Ilustres viajeros
Unamuno y Jacques Chevalier en el monasterio de Batuecas.
Miguel de Unamuno
En sus viajes a este pueblo, don Miguel recopiló su léxico y otras peculiaridades, como la salmodia de la moza de Ánimas, escribiendo sobre él varias obras y artículos y llegando a decir: “¡De Batuecas a La Alberca! Ese es el pueblo, ¡tan pueblo!”.
Novios salmantinos, cuadro de Joaquín Sorolla que recoge los trajes de La Alberca.
Joaquín Sorolla
El pintor Joaquín Sorolla pasó unos días en La Alberca tomando apuntes y pintando cuadros para mostrar su visión de España en la Hispanic Society of America.
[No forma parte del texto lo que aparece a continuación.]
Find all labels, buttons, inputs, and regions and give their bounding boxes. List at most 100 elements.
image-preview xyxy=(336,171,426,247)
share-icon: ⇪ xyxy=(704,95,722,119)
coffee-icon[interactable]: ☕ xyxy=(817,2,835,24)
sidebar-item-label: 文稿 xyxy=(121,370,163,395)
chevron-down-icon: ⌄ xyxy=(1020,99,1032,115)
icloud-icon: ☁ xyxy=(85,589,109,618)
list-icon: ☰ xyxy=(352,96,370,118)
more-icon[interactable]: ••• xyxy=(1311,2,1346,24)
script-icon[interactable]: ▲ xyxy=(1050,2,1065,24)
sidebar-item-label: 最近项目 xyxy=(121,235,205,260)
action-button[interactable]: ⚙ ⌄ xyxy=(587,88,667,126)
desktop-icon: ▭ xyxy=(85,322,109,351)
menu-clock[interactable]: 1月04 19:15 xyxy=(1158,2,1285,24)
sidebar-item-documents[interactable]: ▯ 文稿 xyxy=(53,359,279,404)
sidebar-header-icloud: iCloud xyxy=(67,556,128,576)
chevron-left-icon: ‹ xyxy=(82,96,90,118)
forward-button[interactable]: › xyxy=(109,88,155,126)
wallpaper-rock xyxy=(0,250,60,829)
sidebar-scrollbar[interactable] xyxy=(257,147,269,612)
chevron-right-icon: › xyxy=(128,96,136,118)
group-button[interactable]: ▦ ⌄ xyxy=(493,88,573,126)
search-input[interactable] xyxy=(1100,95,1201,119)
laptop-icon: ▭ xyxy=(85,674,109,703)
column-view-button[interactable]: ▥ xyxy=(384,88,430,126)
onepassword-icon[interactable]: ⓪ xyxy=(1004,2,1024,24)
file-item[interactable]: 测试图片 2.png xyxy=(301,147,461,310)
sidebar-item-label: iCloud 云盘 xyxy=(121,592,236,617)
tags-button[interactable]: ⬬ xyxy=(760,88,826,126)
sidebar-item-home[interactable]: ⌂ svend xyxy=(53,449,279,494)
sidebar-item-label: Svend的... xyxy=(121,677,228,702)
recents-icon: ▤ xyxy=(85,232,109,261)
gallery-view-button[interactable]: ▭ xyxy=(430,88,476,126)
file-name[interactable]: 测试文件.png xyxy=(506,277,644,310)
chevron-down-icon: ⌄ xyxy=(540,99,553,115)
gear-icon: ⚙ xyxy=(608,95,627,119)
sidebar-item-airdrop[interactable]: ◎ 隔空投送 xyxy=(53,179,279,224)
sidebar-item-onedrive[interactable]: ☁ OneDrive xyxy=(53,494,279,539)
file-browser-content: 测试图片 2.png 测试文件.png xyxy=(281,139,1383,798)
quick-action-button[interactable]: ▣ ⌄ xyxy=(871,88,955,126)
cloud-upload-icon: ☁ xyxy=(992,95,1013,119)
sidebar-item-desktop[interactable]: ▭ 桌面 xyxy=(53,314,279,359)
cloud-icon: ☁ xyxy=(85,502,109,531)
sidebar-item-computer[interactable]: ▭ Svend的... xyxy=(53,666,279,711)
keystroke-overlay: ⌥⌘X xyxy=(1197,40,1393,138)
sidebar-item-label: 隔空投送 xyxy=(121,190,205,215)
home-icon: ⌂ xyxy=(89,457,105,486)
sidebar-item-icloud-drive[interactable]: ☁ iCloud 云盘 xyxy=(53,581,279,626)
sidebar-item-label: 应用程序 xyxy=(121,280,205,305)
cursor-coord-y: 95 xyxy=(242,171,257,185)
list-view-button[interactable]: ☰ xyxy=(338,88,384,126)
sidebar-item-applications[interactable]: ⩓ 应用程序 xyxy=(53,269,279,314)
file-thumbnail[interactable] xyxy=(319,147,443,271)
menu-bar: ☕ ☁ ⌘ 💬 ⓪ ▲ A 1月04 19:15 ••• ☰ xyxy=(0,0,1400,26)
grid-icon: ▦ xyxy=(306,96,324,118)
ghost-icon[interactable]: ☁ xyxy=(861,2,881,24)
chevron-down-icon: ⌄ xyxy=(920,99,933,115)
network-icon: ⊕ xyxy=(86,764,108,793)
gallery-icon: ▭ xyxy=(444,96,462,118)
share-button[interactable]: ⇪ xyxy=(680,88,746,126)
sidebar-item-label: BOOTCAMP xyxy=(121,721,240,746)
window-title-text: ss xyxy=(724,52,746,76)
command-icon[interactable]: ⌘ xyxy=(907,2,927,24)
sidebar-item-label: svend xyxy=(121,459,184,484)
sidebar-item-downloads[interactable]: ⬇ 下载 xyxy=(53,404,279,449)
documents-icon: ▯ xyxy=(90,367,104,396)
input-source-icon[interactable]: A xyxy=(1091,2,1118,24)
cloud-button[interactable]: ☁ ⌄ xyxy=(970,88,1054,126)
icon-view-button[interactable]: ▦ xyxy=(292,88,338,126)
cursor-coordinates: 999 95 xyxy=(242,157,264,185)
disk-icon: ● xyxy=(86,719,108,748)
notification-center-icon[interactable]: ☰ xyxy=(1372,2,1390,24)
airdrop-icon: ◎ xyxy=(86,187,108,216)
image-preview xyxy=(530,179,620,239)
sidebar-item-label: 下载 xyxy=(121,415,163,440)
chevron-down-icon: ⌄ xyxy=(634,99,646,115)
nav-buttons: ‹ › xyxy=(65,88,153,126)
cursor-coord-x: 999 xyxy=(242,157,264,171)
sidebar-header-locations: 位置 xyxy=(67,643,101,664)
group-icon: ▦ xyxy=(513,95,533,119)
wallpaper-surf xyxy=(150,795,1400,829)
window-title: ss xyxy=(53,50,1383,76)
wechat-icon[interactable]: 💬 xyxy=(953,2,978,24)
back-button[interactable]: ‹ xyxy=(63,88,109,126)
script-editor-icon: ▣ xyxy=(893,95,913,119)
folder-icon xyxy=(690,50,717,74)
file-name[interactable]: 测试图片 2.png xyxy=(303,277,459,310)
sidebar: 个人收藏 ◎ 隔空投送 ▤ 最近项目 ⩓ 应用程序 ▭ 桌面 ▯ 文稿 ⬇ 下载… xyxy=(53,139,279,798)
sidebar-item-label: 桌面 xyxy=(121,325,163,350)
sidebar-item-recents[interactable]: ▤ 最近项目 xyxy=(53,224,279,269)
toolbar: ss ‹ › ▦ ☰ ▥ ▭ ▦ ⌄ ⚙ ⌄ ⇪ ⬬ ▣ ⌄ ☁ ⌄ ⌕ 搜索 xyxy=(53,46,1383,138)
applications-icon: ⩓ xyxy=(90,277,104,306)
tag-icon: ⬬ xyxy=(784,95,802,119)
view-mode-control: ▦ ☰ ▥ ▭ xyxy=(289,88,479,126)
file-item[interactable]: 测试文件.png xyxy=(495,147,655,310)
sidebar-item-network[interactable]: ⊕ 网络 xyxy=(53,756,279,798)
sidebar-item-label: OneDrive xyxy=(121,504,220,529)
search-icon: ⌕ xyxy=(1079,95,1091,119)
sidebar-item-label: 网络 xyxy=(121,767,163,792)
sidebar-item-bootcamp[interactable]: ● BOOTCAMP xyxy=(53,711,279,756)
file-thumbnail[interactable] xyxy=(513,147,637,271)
De esta manera, los trajes serranos de La Alberca quedaron inmortalizados en su grandioso lienzo titulado Castilla, la fiesta del pan.
Sorolla llegó a afirmar que “La Alberca es el pueblo donde aún no ha puesto su planta la antiartística España del presente.”
Maurice Legendre (con sombrero) junto al osario.
Maurice Legendre
El cofundador y director de la Casa Velázquez de Madrid, recorrió esta zona desde 1909, pasando largas temporadas en La Alberca y convirtiéndose en uno de sus más entusiastas embajadores. Finalmente, fue nombrado hijo adoptivo del pueblo, contando con un busto en la calle de Los Praos, donde residía.
Por indicación suya visitaría La Alberca la gran bailarina Elvira Lucena, que estudió el baile antiguo y adquirió un traje de vistas.
Exposición sobre Federico García Lorca realizada en La Alberca con cuadros de Florencio Maíllo.
Lorca
En 1935 Federico García Lorca, acompañado de figuras como el escritor, dramaturgo y director de cine Agustín de Figueroa, el actor Andrés Mejuto o la directora Pura Ucelay, visitó La Alberca para preparar el drama histórico Peribáñez y el Comendador de Ocaña. Cuando descubrieron el hermoso traje de vistas, decidieron adquirirlo para el personaje de Casilda. Lorca expresó su admiración por estos trajes, describiéndolos como “expresiones populares vivas”.
Ofrenda en La Alberca. Vidal González Arenal.
Pintores
Además de Sorolla, muchos otros pintores llegaron hasta La Alberca, sorprendiéndose por su luz especial que alguno llegó a calificar como única.
Entre ellos destacan Valverde, Kurt Leyde, Bourdil, Agustín Segura, Rodríguez-Acosta, Molina Núñez, Pastor Calpena, Álvarez del Manzano, González Ubierna, José Guerrero, González Arenal, Ismael Blat, Amadeo Roca, Vázquez Díaz o Antonio Maura, quien fuera presidente del Consejo de Ministros.
Asimismo, hasta aquí también vinieron los alumnos de la Escuela de Artes y Oficios de Salamanca o de la de Cerámica de Madrid, dirigida por Francisco y Jacinto Alcántara.